L’ultimo progetto selezionato e del Dott. Sandro Zorzi della Fondazione Bruno Kessler – FBK dal titolo: “HyWeCAN – Elettrolisi dell’acqua per la produzione di idrogeno attraverso la collaborazione italo-canadese”, in collaborazione con Université du Québec à Trois-Rivières. La proposta punta a sviluppare tecnologie per l’idrogeno verde, unendo competenze complementari lungo tutta la filiera.
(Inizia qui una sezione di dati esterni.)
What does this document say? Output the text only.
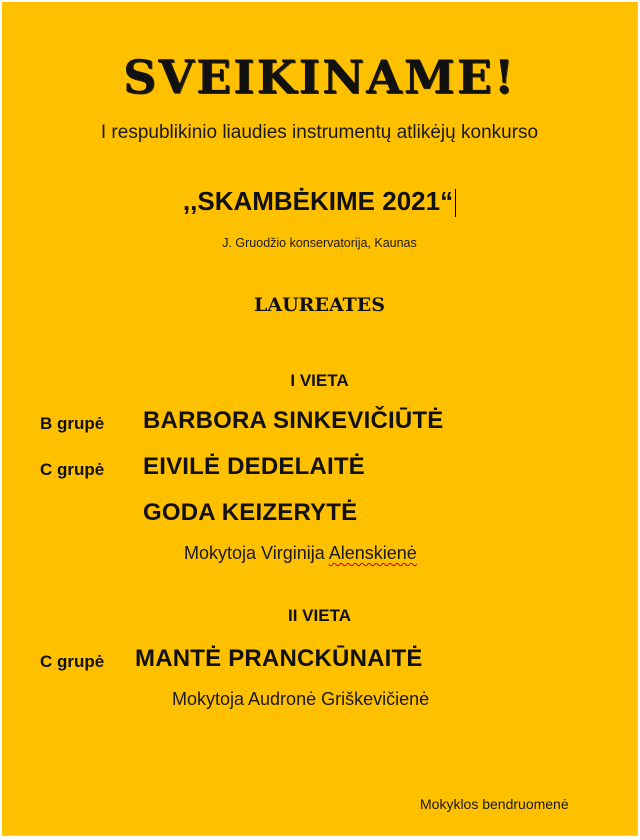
SVEIKINAME!
I respublikinio liaudies instrumentų atlikėjų konkurso
,,SKAMBĖKIME 2021“
J. Gruodžio konservatorija, Kaunas
LAUREATES
I VIETA
B grupė BARBORA SINKEVIČIŪTĖ
C grupė EIVILĖ DEDELAITĖ
GODA KEIZERYTĖ
Mokytoja Virginija Alenskienė
II VIETA
C grupė MANTĖ PRANCKŪNAITĖ
Mokytoja Audronė Griškevičienė
Mokyklos bendruomenė
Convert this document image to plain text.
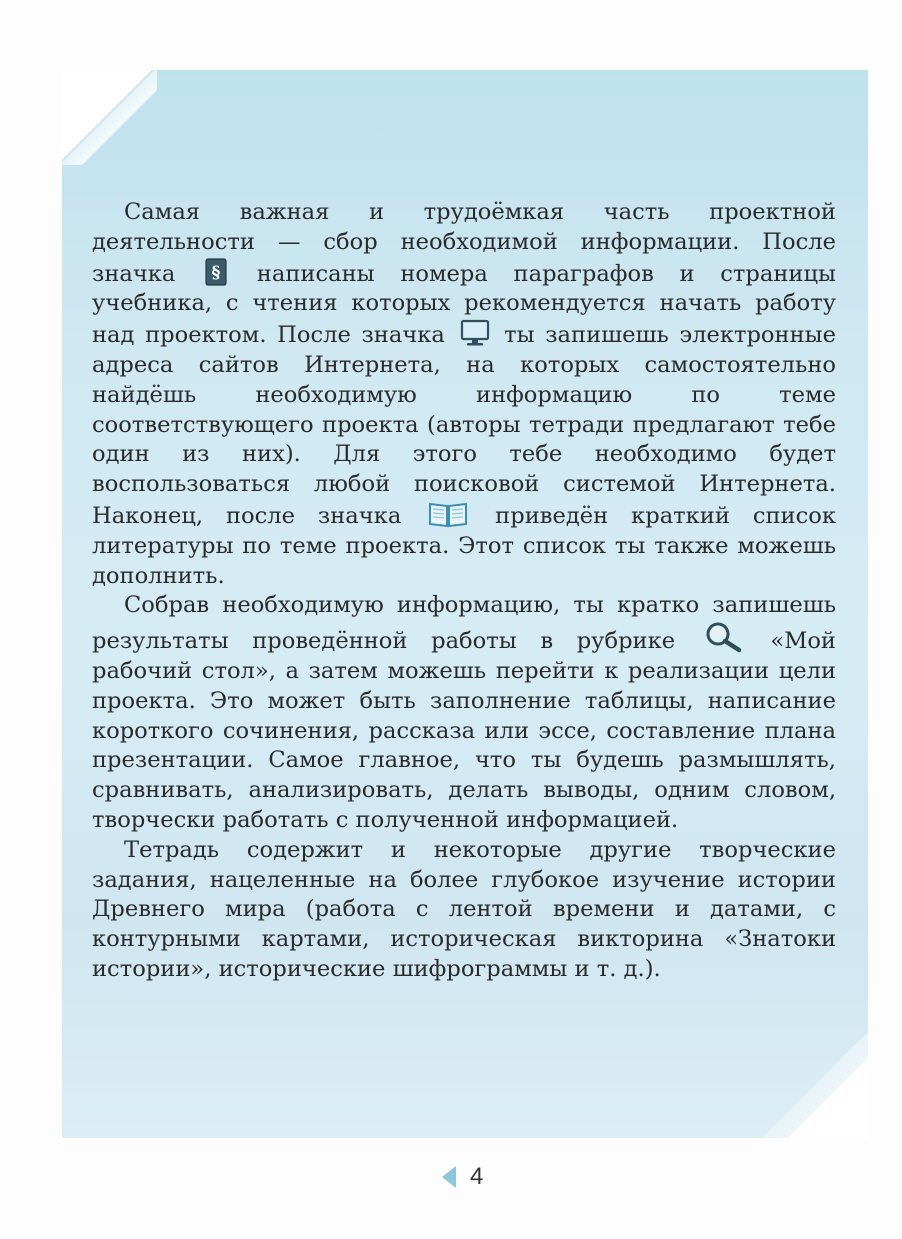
Самая важная и трудоёмкая часть проектной деятельности — сбор необходимой информации. После значка § написаны номера параграфов и страницы учебника, с чтения которых рекомендуется начать работу над проектом. После значка
ты запишешь электронные адреса сайтов Интернета, на которых самостоятельно найдёшь необходимую информацию по теме соответствующего проекта (авторы тетради предлагают тебе один из них). Для этого тебе необходимо будет воспользоваться любой поисковой системой Интернета. Наконец, после значка
приведён краткий список литературы по теме проекта. Этот список ты также можешь дополнить.

Собрав необходимую информацию, ты кратко запишешь результаты проведённой работы в рубрике
«Мой рабочий стол», а затем можешь перейти к реализации цели проекта. Это может быть заполнение таблицы, написание короткого сочинения, рассказа или эссе, составление плана презентации. Самое главное, что ты будешь размышлять, сравнивать, анализировать, делать выводы, одним словом, творчески работать с полученной информацией.

Тетрадь содержит и некоторые другие творческие задания, нацеленные на более глубокое изучение истории Древнего мира (работа с лентой времени и датами, с контурными картами, историческая викторина «Знатоки истории», исторические шифрограммы и т. д.).

4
Tra scambi, seminari e ricerca condivisa, il progetto mira a rafforzare un’alleanza scientifica duratura per l’energia del futuro.
Fin dalla sua istituzione, il Premio ha innescato ricerche e applicazioni ad alto impatto, mettendo in luce tutto il potenziale della collaborazione tra Canada e Italia. “Ci congratuliamo con i vincitori di questi premi – si legge in una nota dell’Ambasciata canadese in Italia – e attendiamo con interesse di conoscere meglio le entusiasmanti collaborazioni tra i nostri due paesi, così come i risultati della ricerca che queste connessioni genereranno.
È proprio da questo slancio che nasce la collaborazione tra il Prof. Paolo Rech (Università di Trento) e il Prof. Karthik Pattabiraman (UBC), avviata durante la visita in Canada nell’ambito del Premio Canada-Italia per l’Innovazione 2024. Un percorso che ha rapidamente portato a un traguardo di eccellenza: un articolo scientifico premiato come Best Paper alla 56ª IEEE/IFIP International Conference on Dependable Systems and Networks 2026. A fine giugno, i due ricercatori presenteranno il lavoro, concorrendo anche per il Distinguished Best Paper Award, un ulteriore, prestigioso riconoscimento nato dall’energia e dalle opportunità create dal Premio.